Peter Thiel rose to fame by launching PayPal and funding a little upstart called Facebook. You'll find his fingerprints on—and his seed money in—everything from DNA manipulation to Hollywood movies along with any Silicon Valley enterprise worth knowing about. Now the 43-year-old gay libertarian is embarking on his most ambitious venture: a start-up country on the open ocean that will be governed by his Ayn Rand–inspired ideology. Will it be Thiel's crowing achievement or the biggest bust since Waterworld?

 

When Peter Thiel ventures outside for a run, typically in the early-early morning, when the fog drifts low and slow into the San Francisco Bay, he's often drawn to what the poet Lawrence Ferlinghetti called "the end of land and land of beginning." That means the San Francisco waterfront—especially the one-and-a-half-mile stretch of pathway hugging the marshy shoreline from Crissy Field to the base of the Golden Gate Bridge. Aesthetically, the appeal is obvious—a postcard view of the bridge and the bay, the lapping tidal rhythm, that sort of thing—but for Thiel, a 43-year-old investor and entrepreneur whose knack for anticipating the next big thing has yielded him a $1.5 billion fortune and an iconic, even delphic status in Silicon Valley, there's a symbolic angle as well. This waterline is precisely where the Western frontier ended, where unlimited opportunity finally hit its limit. It's also where, if Thiel is betting correctly, the next—and most audacious—frontier begins.
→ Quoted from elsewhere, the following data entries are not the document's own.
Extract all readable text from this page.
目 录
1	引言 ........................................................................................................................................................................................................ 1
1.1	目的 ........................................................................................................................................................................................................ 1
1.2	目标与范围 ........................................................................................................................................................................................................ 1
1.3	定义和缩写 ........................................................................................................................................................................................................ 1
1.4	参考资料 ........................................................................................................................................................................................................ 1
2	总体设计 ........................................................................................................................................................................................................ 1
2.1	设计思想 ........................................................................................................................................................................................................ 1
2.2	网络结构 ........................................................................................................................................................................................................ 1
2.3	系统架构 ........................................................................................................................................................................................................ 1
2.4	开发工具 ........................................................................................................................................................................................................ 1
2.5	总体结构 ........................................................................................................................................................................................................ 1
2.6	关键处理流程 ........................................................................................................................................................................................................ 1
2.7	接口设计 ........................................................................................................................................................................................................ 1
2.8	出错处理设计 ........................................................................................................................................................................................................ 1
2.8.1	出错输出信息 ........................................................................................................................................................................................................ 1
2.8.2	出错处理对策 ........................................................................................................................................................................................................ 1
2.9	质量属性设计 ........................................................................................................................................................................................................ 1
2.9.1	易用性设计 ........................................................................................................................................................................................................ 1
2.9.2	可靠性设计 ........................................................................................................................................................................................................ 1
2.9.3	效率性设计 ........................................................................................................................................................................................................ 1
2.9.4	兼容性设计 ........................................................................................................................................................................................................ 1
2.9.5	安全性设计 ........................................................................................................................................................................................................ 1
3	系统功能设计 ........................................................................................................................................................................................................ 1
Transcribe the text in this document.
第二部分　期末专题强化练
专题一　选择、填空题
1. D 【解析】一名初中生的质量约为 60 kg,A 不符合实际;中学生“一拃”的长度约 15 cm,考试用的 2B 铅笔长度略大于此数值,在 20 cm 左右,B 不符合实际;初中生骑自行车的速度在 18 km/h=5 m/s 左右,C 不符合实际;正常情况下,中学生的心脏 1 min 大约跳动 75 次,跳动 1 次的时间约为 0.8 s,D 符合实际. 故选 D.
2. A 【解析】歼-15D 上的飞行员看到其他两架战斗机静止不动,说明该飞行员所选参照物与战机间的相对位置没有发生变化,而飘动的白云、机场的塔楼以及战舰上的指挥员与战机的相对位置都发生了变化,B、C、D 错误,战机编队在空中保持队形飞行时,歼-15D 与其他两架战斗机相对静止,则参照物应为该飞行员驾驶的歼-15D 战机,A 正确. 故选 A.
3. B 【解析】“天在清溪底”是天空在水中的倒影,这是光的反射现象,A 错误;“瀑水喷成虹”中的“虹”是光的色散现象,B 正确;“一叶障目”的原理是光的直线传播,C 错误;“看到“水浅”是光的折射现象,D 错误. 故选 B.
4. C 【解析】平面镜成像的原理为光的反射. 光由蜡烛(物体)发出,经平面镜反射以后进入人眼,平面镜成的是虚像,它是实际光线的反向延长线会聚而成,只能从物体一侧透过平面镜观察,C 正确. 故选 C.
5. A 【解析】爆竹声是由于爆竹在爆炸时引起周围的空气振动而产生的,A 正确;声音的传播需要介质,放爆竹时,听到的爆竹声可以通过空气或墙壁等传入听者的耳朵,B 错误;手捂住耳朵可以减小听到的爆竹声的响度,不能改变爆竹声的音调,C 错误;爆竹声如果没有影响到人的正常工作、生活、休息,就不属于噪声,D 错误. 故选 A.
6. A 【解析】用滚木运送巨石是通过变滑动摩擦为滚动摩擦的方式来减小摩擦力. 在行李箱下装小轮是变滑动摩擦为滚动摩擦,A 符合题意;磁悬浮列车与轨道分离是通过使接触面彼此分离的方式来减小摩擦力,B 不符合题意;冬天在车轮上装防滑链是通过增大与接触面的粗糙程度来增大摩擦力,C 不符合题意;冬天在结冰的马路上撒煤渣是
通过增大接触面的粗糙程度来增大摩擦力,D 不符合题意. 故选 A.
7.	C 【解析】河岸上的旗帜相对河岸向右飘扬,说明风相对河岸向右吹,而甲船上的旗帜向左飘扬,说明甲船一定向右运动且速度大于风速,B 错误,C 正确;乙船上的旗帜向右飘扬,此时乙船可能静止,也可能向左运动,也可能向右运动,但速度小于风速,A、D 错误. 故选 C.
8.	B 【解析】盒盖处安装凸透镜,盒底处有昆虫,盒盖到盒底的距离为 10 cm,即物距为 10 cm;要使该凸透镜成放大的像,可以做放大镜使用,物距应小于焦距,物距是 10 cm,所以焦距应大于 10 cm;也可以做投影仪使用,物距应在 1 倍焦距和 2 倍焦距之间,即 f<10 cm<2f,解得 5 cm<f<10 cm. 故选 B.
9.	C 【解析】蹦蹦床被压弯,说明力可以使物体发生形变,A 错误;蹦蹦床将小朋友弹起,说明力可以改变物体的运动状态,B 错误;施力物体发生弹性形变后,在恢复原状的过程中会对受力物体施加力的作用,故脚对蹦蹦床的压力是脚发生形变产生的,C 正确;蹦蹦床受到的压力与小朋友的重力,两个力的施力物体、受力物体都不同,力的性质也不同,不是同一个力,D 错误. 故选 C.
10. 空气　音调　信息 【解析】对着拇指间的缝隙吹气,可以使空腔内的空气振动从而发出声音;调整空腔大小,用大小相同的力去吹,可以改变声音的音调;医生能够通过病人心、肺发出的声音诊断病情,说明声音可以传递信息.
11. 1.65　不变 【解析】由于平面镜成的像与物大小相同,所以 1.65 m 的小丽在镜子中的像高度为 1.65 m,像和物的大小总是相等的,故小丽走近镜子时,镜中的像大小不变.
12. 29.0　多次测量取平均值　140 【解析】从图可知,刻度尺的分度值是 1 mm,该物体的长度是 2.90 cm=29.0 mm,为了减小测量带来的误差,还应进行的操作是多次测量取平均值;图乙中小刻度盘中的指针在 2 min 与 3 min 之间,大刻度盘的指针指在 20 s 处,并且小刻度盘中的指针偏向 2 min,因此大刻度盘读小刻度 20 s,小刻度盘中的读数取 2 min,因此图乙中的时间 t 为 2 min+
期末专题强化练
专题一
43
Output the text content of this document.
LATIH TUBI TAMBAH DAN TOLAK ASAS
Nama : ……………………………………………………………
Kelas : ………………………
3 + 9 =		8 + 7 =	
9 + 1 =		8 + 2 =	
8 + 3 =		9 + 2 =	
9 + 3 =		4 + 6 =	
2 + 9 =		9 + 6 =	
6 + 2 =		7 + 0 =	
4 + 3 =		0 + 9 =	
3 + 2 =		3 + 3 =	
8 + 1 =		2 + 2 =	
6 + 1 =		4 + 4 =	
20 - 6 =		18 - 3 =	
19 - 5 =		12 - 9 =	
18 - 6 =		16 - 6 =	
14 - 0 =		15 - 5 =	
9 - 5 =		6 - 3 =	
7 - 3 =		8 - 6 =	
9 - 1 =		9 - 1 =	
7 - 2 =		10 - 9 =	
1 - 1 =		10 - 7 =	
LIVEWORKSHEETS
Thiel spends a lot of time thinking about frontiers. "Way more than is healthy," he admits. Not just financial frontiers, though that's his day job: He cofounded PayPal, the online money-transfer service, and, most famously, was the angel investor whose half-million-dollar loan catapulted Facebook out of Harvard's dormitories and into the lives of its 750 million users. (In The Social Network, Thiel was portrayed as the crisp venture capitalist whose investment, and dark questioning, widen the rift between Facebook's cofounders.) He manages a hedge fund, Clarium Capital, and is a founding partner in a venture-capital firm called the Founders Fund, both of them housed in an airy brick building on the campuslike grounds of the Presidio, not far from Thiel's jogging path. Yet his frontier obsession extends much further than spreadsheets, further than even technology. Political frontiers, social frontiers, scientific frontiers: All these and more crowd Thiel's head as he navigates the shoreline.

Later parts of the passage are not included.